Below are a few things to consider when assembling your ERP project core team:
Make the ERP implementation the team’s top priority. Many of our clients are mid-size organizations without people on the bench waiting for an ERP implementation to come along. The shaky global economy has made most organizations lean, which can make it even more difficult than normal to appropriately delegate resources for ERP success. In a perfect world, your ERP core team would be fully dedicated to the project, but that’s not a realistic scenario for most organizations. To mitigate this risk, the executive team needs to clearly define expectations and prioritize work so the ERP project comes first. Although the team’s day-to-day work isn’t likely to go away, it is possible to bring in extra support for these team members so they are able to make the project their top priority. Priority and focus are critical ERP success factors, so executives should ensure team members have the support and direction they need to succeed.
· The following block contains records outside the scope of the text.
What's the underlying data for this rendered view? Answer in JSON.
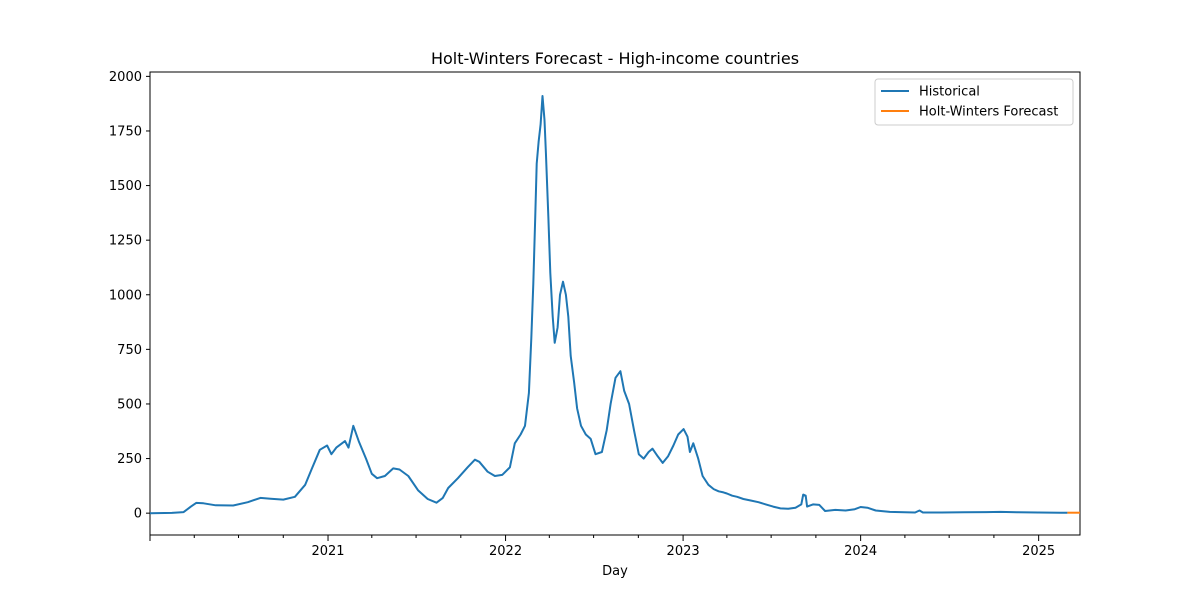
{
  "chart_data": {
    "type": "line",
    "title": "Holt-Winters Forecast - High-income countries",
    "xlabel": "Day",
    "ylabel": "",
    "ylim": [
      -100,
      2020
    ],
    "xlim": [
      "2020-01-01",
      "2025-03-27"
    ],
    "x_ticks": [
      "2021",
      "2022",
      "2023",
      "2024",
      "2025"
    ],
    "y_ticks": [
      0,
      250,
      500,
      750,
      1000,
      1250,
      1500,
      1750,
      2000
    ],
    "legend_position": "top-right",
    "grid": false,
    "colors": {
      "historical": "#1f77b4",
      "forecast": "#ff7f0e"
    },
    "series": [
      {
        "name": "Historical",
        "color": "#1f77b4",
        "points": [
          [
            "2020-01-01",
            0
          ],
          [
            "2020-02-15",
            1
          ],
          [
            "2020-03-10",
            5
          ],
          [
            "2020-03-25",
            30
          ],
          [
            "2020-04-05",
            47
          ],
          [
            "2020-04-20",
            45
          ],
          [
            "2020-05-15",
            36
          ],
          [
            "2020-06-20",
            35
          ],
          [
            "2020-07-20",
            50
          ],
          [
            "2020-08-15",
            70
          ],
          [
            "2020-09-05",
            66
          ],
          [
            "2020-10-01",
            62
          ],
          [
            "2020-10-25",
            75
          ],
          [
            "2020-11-15",
            130
          ],
          [
            "2020-11-28",
            200
          ],
          [
            "2020-12-15",
            290
          ],
          [
            "2020-12-30",
            310
          ],
          [
            "2021-01-08",
            270
          ],
          [
            "2021-01-18",
            300
          ],
          [
            "2021-02-05",
            330
          ],
          [
            "2021-02-12",
            300
          ],
          [
            "2021-02-22",
            400
          ],
          [
            "2021-03-05",
            330
          ],
          [
            "2021-03-20",
            250
          ],
          [
            "2021-04-01",
            180
          ],
          [
            "2021-04-12",
            160
          ],
          [
            "2021-04-28",
            170
          ],
          [
            "2021-05-15",
            205
          ],
          [
            "2021-05-28",
            200
          ],
          [
            "2021-06-15",
            170
          ],
          [
            "2021-07-05",
            105
          ],
          [
            "2021-07-25",
            65
          ],
          [
            "2021-08-12",
            48
          ],
          [
            "2021-08-25",
            70
          ],
          [
            "2021-09-05",
            115
          ],
          [
            "2021-09-25",
            160
          ],
          [
            "2021-10-15",
            210
          ],
          [
            "2021-10-30",
            245
          ],
          [
            "2021-11-08",
            235
          ],
          [
            "2021-11-25",
            190
          ],
          [
            "2021-12-10",
            170
          ],
          [
            "2021-12-25",
            175
          ],
          [
            "2022-01-10",
            210
          ],
          [
            "2022-01-20",
            320
          ],
          [
            "2022-02-01",
            360
          ],
          [
            "2022-02-10",
            400
          ],
          [
            "2022-02-18",
            550
          ],
          [
            "2022-02-23",
            800
          ],
          [
            "2022-02-27",
            1050
          ],
          [
            "2022-03-03",
            1350
          ],
          [
            "2022-03-06",
            1600
          ],
          [
            "2022-03-10",
            1700
          ],
          [
            "2022-03-14",
            1780
          ],
          [
            "2022-03-18",
            1910
          ],
          [
            "2022-03-22",
            1800
          ],
          [
            "2022-03-25",
            1650
          ],
          [
            "2022-03-30",
            1350
          ],
          [
            "2022-04-03",
            1100
          ],
          [
            "2022-04-08",
            900
          ],
          [
            "2022-04-12",
            780
          ],
          [
            "2022-04-18",
            850
          ],
          [
            "2022-04-23",
            1000
          ],
          [
            "2022-04-29",
            1060
          ],
          [
            "2022-05-05",
            1000
          ],
          [
            "2022-05-10",
            900
          ],
          [
            "2022-05-15",
            720
          ],
          [
            "2022-05-22",
            600
          ],
          [
            "2022-05-28",
            480
          ],
          [
            "2022-06-05",
            400
          ],
          [
            "2022-06-15",
            360
          ],
          [
            "2022-06-25",
            340
          ],
          [
            "2022-07-05",
            270
          ],
          [
            "2022-07-18",
            280
          ],
          [
            "2022-07-28",
            380
          ],
          [
            "2022-08-05",
            500
          ],
          [
            "2022-08-15",
            620
          ],
          [
            "2022-08-25",
            650
          ],
          [
            "2022-09-02",
            560
          ],
          [
            "2022-09-12",
            500
          ],
          [
            "2022-09-22",
            380
          ],
          [
            "2022-10-02",
            270
          ],
          [
            "2022-10-12",
            250
          ],
          [
            "2022-10-22",
            280
          ],
          [
            "2022-10-30",
            295
          ],
          [
            "2022-11-10",
            260
          ],
          [
            "2022-11-20",
            230
          ],
          [
            "2022-12-01",
            260
          ],
          [
            "2022-12-12",
            310
          ],
          [
            "2022-12-22",
            360
          ],
          [
            "2023-01-02",
            385
          ],
          [
            "2023-01-10",
            350
          ],
          [
            "2023-01-15",
            280
          ],
          [
            "2023-01-22",
            320
          ],
          [
            "2023-02-01",
            250
          ],
          [
            "2023-02-10",
            170
          ],
          [
            "2023-02-22",
            130
          ],
          [
            "2023-03-05",
            110
          ],
          [
            "2023-03-15",
            100
          ],
          [
            "2023-03-25",
            95
          ],
          [
            "2023-04-01",
            90
          ],
          [
            "2023-04-12",
            80
          ],
          [
            "2023-04-22",
            75
          ],
          [
            "2023-05-05",
            65
          ],
          [
            "2023-05-20",
            58
          ],
          [
            "2023-06-05",
            50
          ],
          [
            "2023-06-20",
            40
          ],
          [
            "2023-07-05",
            30
          ],
          [
            "2023-07-20",
            22
          ],
          [
            "2023-08-05",
            20
          ],
          [
            "2023-08-20",
            25
          ],
          [
            "2023-09-01",
            40
          ],
          [
            "2023-09-05",
            85
          ],
          [
            "2023-09-10",
            80
          ],
          [
            "2023-09-13",
            30
          ],
          [
            "2023-09-25",
            40
          ],
          [
            "2023-10-08",
            38
          ],
          [
            "2023-10-20",
            10
          ],
          [
            "2023-11-10",
            15
          ],
          [
            "2023-12-01",
            12
          ],
          [
            "2023-12-20",
            18
          ],
          [
            "2024-01-01",
            28
          ],
          [
            "2024-01-15",
            25
          ],
          [
            "2024-02-01",
            12
          ],
          [
            "2024-03-01",
            6
          ],
          [
            "2024-04-01",
            4
          ],
          [
            "2024-04-22",
            3
          ],
          [
            "2024-05-01",
            12
          ],
          [
            "2024-05-08",
            3
          ],
          [
            "2024-06-15",
            3
          ],
          [
            "2024-08-01",
            4
          ],
          [
            "2024-09-15",
            5
          ],
          [
            "2024-10-15",
            6
          ],
          [
            "2024-11-20",
            4
          ],
          [
            "2024-12-31",
            3
          ],
          [
            "2025-02-15",
            2
          ],
          [
            "2025-03-01",
            2
          ]
        ]
      },
      {
        "name": "Holt-Winters Forecast",
        "color": "#ff7f0e",
        "points": [
          [
            "2025-03-01",
            2
          ],
          [
            "2025-03-27",
            2
          ]
        ]
      }
    ]
  }
}
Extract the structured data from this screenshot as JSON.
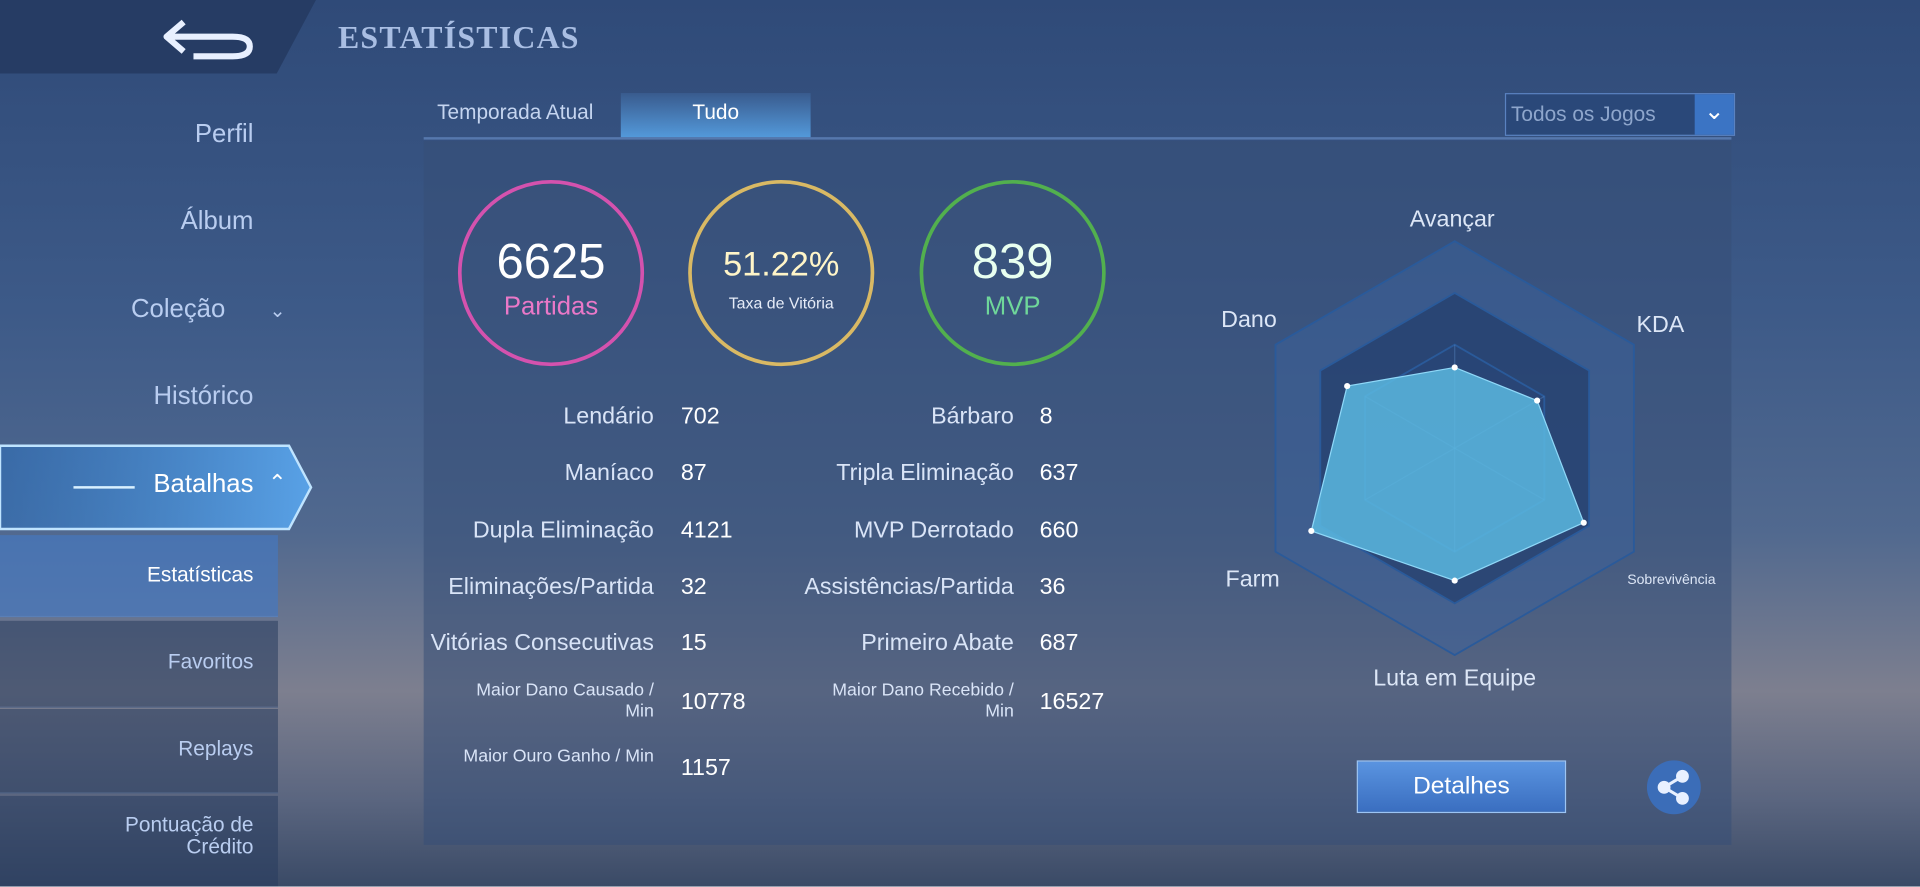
{
  "header": {
    "title": "ESTATÍSTICAS"
  },
  "nav": [
    "Perfil",
    "Álbum",
    "Coleção",
    "Histórico",
    "Batalhas"
  ],
  "subnav": [
    "Estatísticas",
    "Favoritos",
    "Replays",
    "Pontuação de Crédito"
  ],
  "tabs": [
    "Temporada Atual",
    "Tudo"
  ],
  "filter": "Todos os Jogos",
  "summary": [
    {
      "value": 6625,
      "label": "Partidas"
    },
    {
      "value": "51.22%",
      "label": "Taxa de Vitória"
    },
    {
      "value": 839,
      "label": "MVP"
    }
  ],
  "stats_left": [
    {
      "label": "Lendário",
      "value": 702
    },
    {
      "label": "Maníaco",
      "value": 87
    },
    {
      "label": "Dupla Eliminação",
      "value": 4121
    },
    {
      "label": "Eliminações/Partida",
      "value": 32
    },
    {
      "label": "Vitórias Consecutivas",
      "value": 15
    },
    {
      "label": "Maior Dano Causado / Min",
      "value": 10778
    },
    {
      "label": "Maior Ouro Ganho / Min",
      "value": 1157
    }
  ],
  "stats_right": [
    {
      "label": "Bárbaro",
      "value": 8
    },
    {
      "label": "Tripla Eliminação",
      "value": 637
    },
    {
      "label": "MVP Derrotado",
      "value": 660
    },
    {
      "label": "Assistências/Partida",
      "value": 36
    },
    {
      "label": "Primeiro Abate",
      "value": 687
    },
    {
      "label": "Maior Dano Recebido / Min",
      "value": 16527
    }
  ],
  "radar": {
    "type": "radar",
    "axes": [
      "Avançar",
      "KDA",
      "Sobrevivência",
      "Luta em Equipe",
      "Farm",
      "Dano"
    ],
    "values": [
      39,
      46,
      72,
      64,
      80,
      60
    ],
    "rlim": [
      0,
      100
    ],
    "rgrid": [
      50,
      75,
      100
    ],
    "color": "#5bb8e0"
  },
  "buttons": {
    "details": "Detalhes"
  }
}
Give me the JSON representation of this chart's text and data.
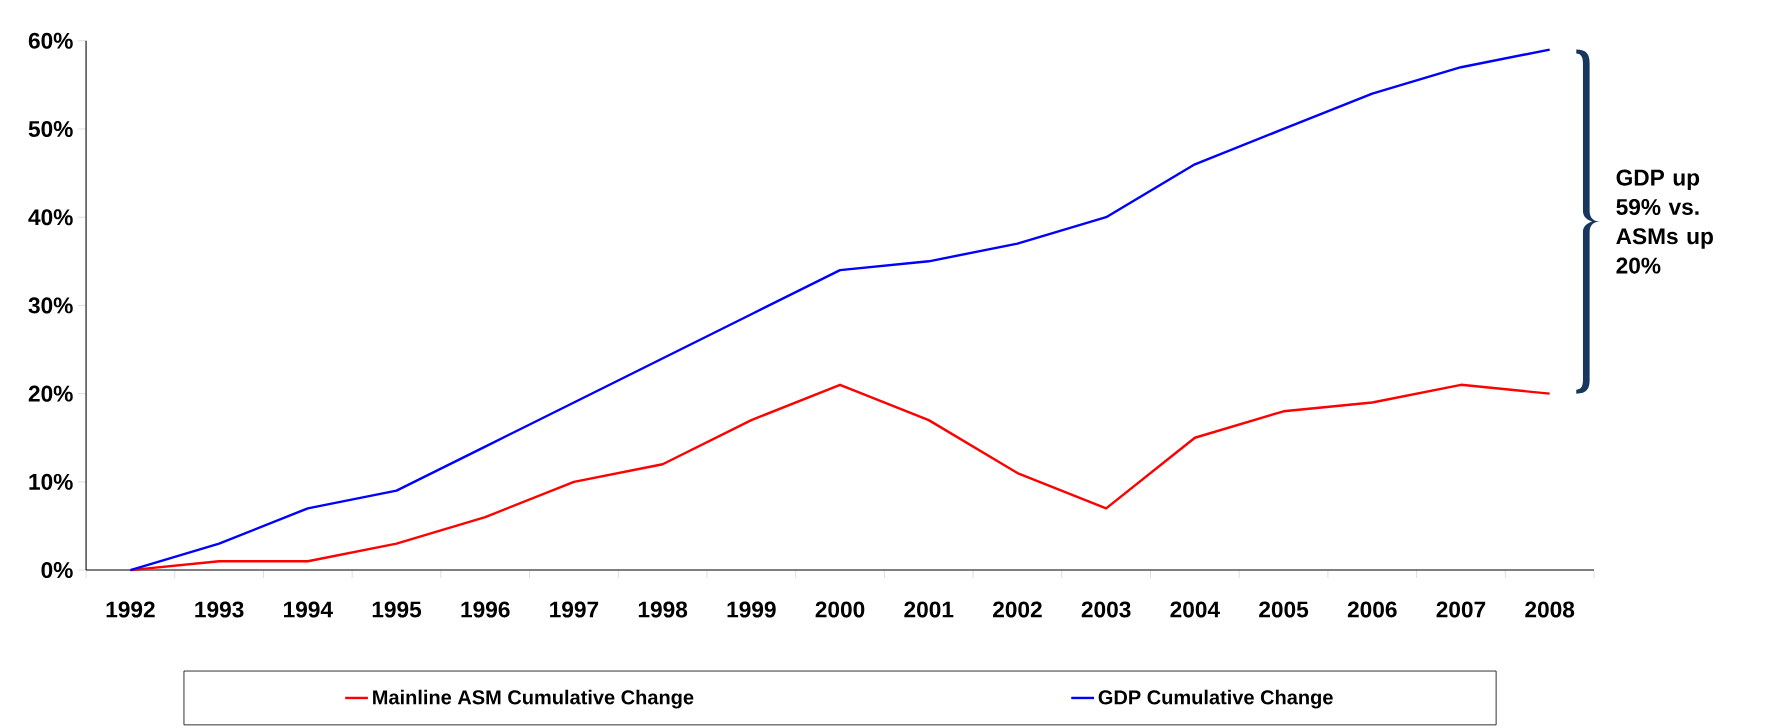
{
  "chart_data": {
    "type": "line",
    "categories": [
      "1992",
      "1993",
      "1994",
      "1995",
      "1996",
      "1997",
      "1998",
      "1999",
      "2000",
      "2001",
      "2002",
      "2003",
      "2004",
      "2005",
      "2006",
      "2007",
      "2008"
    ],
    "series": [
      {
        "name": "Mainline ASM Cumulative Change",
        "color": "#ff0000",
        "values": [
          0,
          1,
          1,
          3,
          6,
          10,
          12,
          17,
          21,
          17,
          11,
          7,
          15,
          18,
          19,
          21,
          20
        ]
      },
      {
        "name": "GDP Cumulative Change",
        "color": "#0000ff",
        "values": [
          0,
          3,
          7,
          9,
          14,
          19,
          24,
          29,
          34,
          35,
          37,
          40,
          46,
          50,
          54,
          57,
          59
        ]
      }
    ],
    "ylim": [
      0,
      60
    ],
    "yticks": [
      {
        "value": 0,
        "label": "0%"
      },
      {
        "value": 10,
        "label": "10%"
      },
      {
        "value": 20,
        "label": "20%"
      },
      {
        "value": 30,
        "label": "30%"
      },
      {
        "value": 40,
        "label": "40%"
      },
      {
        "value": 50,
        "label": "50%"
      },
      {
        "value": 60,
        "label": "60%"
      }
    ],
    "annotations": [
      "GDP up 59% vs. ASMs up 20%"
    ],
    "legend": "bottom",
    "grid": false
  }
}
Clearly define roles, responsibilities and accountability measures. Understanding roles, responsibilities and accountability measures is often easier said than done for project teams. A good ERP project charter will define exactly how decisions are made, issues are resolved and activities are completed – including who is responsible for what. This covers everything from process definition and sign-off to testing and training to the multitude of other project activities required for a successful ERP implementation. This definition should also include clarity on the roles and responsibilities of your ERP consultants or any other third-party ERP expert called in to help. It is critical that each team member be assigned responsibilities that play to their strengths, experience level and bandwidth. Just as important as the core team’s responsibilities is the delineation of what they should not be doing and what the executive steering committee should be responsible for instead.
Don’t view the core team as a substitute for an executive steering committee. In several of our expert witness engagements, we have seen steering committees completely delegate the project to their core team. While there is merit to delegating certain day-to-day activities, some activities should not be delegated. For example, final sign-off on how business processes are going to look in the new ERP system or key decisions on the organization’s operational model are decisions that should be driven by the executive ranks rather than ERP project team members. This governance mechanism is critical to not only get the work done but even more importantly, to provide the executive buy-in and leadership required for a successful implementation.
These three tips are a good starting point for getting your ERP implementation project team on the right track. Your organization will be in a much better position to manage a successful ERP implementation and mitigate the many risks associated with ERP projects.